Speciale per Africa ExPress
Elisabetta Crisponi
6 Marzo 2021
Torniamo a parlare di Mauritania segnalando la lettura di un libro: “Hartani, catene invisibili” di Lucia Berardi.
La trama riguarda la storia di una giornalista torinese, Fosca, impegnata a realizzare un reportage in Mauritania con un famoso fotografo. La reporter viaggia nel deserto con un gruppo d’italiani, guidati da un suo ex professore e amico, cui si unisce un affascinante paleontologo francese. Ma durante il soggiorno africano, Fosca s’imbatte nel problema della schiavitù, realtà nascosta ma ancora radicata in quel Paese, nonostante la legge lo vieti. Inizia così un’indagine che la protagonista porta avanti da sola, prima nella capitale, poi nella regione dell’Adrar, sospettando un traffico di donne che arriva fino alla Costa Atlantica. Scorrendo le pagine, si assiste a un crescendo di tensione che culminerà in diversi colpi di scena.

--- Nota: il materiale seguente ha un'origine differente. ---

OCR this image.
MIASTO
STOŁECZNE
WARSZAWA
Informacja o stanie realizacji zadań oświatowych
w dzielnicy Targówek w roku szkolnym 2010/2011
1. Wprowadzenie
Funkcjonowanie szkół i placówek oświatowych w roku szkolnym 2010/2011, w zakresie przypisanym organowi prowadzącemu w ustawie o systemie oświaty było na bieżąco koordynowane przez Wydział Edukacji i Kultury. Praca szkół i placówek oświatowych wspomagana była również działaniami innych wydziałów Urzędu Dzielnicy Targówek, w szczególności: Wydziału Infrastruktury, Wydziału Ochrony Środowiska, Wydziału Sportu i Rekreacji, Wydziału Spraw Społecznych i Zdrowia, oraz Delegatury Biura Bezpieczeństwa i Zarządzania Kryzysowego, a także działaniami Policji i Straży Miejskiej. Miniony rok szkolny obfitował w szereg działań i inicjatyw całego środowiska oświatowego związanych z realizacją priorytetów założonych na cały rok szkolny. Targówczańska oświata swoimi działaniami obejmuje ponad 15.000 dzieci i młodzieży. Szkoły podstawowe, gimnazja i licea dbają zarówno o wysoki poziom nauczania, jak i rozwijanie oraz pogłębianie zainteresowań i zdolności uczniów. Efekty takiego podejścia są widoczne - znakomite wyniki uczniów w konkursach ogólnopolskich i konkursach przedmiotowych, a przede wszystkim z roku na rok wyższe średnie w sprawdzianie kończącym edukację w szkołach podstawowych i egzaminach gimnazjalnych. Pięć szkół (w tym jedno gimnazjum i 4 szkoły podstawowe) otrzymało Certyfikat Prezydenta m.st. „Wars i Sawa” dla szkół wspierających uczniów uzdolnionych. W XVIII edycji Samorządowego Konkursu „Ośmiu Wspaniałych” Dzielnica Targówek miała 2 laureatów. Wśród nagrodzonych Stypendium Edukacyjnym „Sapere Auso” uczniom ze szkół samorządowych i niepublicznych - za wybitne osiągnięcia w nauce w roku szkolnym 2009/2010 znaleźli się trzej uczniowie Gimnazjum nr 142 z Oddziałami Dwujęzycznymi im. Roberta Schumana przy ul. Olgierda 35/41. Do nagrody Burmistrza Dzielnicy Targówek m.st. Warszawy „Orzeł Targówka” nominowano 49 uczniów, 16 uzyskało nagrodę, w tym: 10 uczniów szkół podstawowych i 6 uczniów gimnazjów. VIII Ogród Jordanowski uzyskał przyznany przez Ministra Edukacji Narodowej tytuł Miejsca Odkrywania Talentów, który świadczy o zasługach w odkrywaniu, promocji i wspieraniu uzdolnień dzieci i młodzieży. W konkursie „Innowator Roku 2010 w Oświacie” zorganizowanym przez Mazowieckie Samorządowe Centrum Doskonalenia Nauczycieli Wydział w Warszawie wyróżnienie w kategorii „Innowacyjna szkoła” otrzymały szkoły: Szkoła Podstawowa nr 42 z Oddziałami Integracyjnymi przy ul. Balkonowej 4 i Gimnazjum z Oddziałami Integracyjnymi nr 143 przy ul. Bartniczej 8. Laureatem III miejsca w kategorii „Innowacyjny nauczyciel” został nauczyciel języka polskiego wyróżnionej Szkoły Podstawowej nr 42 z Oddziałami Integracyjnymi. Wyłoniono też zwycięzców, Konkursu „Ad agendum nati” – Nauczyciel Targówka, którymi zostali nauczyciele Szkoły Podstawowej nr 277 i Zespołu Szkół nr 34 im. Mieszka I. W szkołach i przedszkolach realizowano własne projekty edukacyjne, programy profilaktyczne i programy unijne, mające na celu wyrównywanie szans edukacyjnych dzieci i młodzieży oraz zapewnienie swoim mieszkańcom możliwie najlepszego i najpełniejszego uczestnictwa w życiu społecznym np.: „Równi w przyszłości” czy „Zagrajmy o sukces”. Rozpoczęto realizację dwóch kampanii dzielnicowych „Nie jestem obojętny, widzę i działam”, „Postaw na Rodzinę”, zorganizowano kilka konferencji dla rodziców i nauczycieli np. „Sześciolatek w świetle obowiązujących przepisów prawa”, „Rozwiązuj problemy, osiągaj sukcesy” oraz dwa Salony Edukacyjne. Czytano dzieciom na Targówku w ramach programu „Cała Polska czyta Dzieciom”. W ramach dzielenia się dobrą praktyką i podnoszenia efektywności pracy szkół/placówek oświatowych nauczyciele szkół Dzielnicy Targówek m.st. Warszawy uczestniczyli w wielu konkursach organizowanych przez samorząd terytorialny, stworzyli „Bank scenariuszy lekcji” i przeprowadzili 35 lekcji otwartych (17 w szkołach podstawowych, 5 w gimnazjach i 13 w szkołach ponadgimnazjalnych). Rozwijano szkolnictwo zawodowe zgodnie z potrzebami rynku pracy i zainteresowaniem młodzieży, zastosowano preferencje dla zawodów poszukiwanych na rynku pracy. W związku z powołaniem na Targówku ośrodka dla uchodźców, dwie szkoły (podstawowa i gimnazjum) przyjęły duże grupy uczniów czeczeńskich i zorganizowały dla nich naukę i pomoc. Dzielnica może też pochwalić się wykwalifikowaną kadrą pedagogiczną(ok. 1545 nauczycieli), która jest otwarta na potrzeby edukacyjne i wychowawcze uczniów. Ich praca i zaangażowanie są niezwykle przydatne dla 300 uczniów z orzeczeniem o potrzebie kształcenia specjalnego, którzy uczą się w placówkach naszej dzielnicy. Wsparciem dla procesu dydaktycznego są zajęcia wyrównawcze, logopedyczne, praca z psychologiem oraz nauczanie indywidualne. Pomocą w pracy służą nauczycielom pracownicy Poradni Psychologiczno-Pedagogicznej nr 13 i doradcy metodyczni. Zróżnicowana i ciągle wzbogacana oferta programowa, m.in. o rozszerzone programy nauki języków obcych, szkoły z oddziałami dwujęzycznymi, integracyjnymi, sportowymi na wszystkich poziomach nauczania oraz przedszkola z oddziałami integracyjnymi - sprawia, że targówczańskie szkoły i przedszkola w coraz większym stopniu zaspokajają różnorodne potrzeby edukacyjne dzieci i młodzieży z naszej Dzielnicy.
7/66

Abbiamo intervistato l’autrice.
Partiamo dal titolo. Cosa significa Hartani? “L’ Hartani è chi sta nella condizione di schiavo affrancato, ossia reso libero. Ma nella società mauritana, nonostante la schiavitù sia stata ufficialmente abolita nel 1981, si può dire non esista differenza tra uno schiavo (Abd) e un affrancato (Hartani). L’origine della persona determina il suo status sociale a vita. Molte persone sono schiavi domestici, proprietà di una famiglia da generazioni.”
Come nasce l’idea del libro? “Nel 2018 ho fatto un viaggio in Mauritania e ne sono rimasta molto affascinata. Quando mi sono recata nel Paese, e durante la mia permanenza, ignoravo il problema della schiavitù. Al mio rientro un forte interesse, e un istinto di approfondimento, mi hanno fatto scoprire la vera realtà. In particolare, la tesi di dottorato di Valentina Picco (Università di Bergamo, 2012) mi ha suggerito una prospettiva diversa e sconvolgente sul Paese visitato, ed è stata una preziosa fonte d’ispirazione”.
Perché ha sentito il bisogno di pubblicare un libro in cui si descrive questa realtà? “Come dicevo, al rientro sentivo dentro me un forte bisogno di parlare della Mauritania. Riavvolgendo il nastro della mia mente, continuavo a pensare a certi volti incontrati laggiù, agli sguardi tristi di alcuni e a quelli arroganti di altri, comprendendone sempre più i perché. Poi, nel 2019, ho partecipato ad un corso di scrittura, che prevedeva la stesura di un romanzo Noir, e così ho potuto dare “sfogo” alla mia mente per un racconto sulla Mauritania”.
Quindi le vicende del libro ricalcano episodi reali del suo viaggio? “Il lungo itinerario descritto nel romanzo è lo stesso, organizzato dall’amico Stefano Fazzini (a cui si ispira la figura di Lorenzo), nella Mauritania del Nord. I luoghi di cui ho parlato sono reali, mentre la vicenda e i personaggi sono frutto di fantasia. Gli unici personaggi veri inseriti nel romanzo sono l’attivista Halima e il leader abolizionista Biram Dah Abeid, candidato alle elezioni presidenziali del 2019. L’ipotesi circa un coinvolgimento della SNIM nella tratta di esseri umani è un’invenzione letteraria.”
In passato, Africa ExPress, ha parlato più volte parlato della schiavitù in Mauritania. La ex colonia francese è stato l’ultimo Paese ad aver abolito, sulla carta, la schiavitù, e le punizioni per tale crimine erano miti e quasi mai applicate. Per questo, la schiavitù è stata abolita nuovamente il 12 agosto 2015, con una legge che la considera un reato contro l’umanità.
Ma, essendo ancora una società rigidamente suddivisa in caste, molti soprusi non vengono denunciati. I mauri bianchi o beydens, di origini arabe-berbere, costituiscono la classe dominante, mentre gli haratines e gli afro-mauritani appartengono alla “classe inferiore”. La condizione di schiavo è tramandata da madre in figlio, e chi la incarna non ha potuto quasi mai occupare posti di prestigio nella società. Nel 2019 la polizia della Mauritania ha negato l’ingresso a una delegazione di Amnesty International, giunta nel Paese per indagare su alcune questioni riguardanti la schiavitù. Gli schiavi che denunciano i loro padroni sono, purtroppo, ancora troppo pochi.
Questo dipende dal fatto che sono persone educate alla sottomissione verso il padrone, e anche perché spesso gli ex schiavi fanno fatica ad inserirsi nella società, finendo per vivere la piaga dell’isolamento nelle periferie e quella della disoccupazione. Vivono comunque con un marchio sociale, in una condizione mentale che è stata equiparata a quella di “una donna violentata”.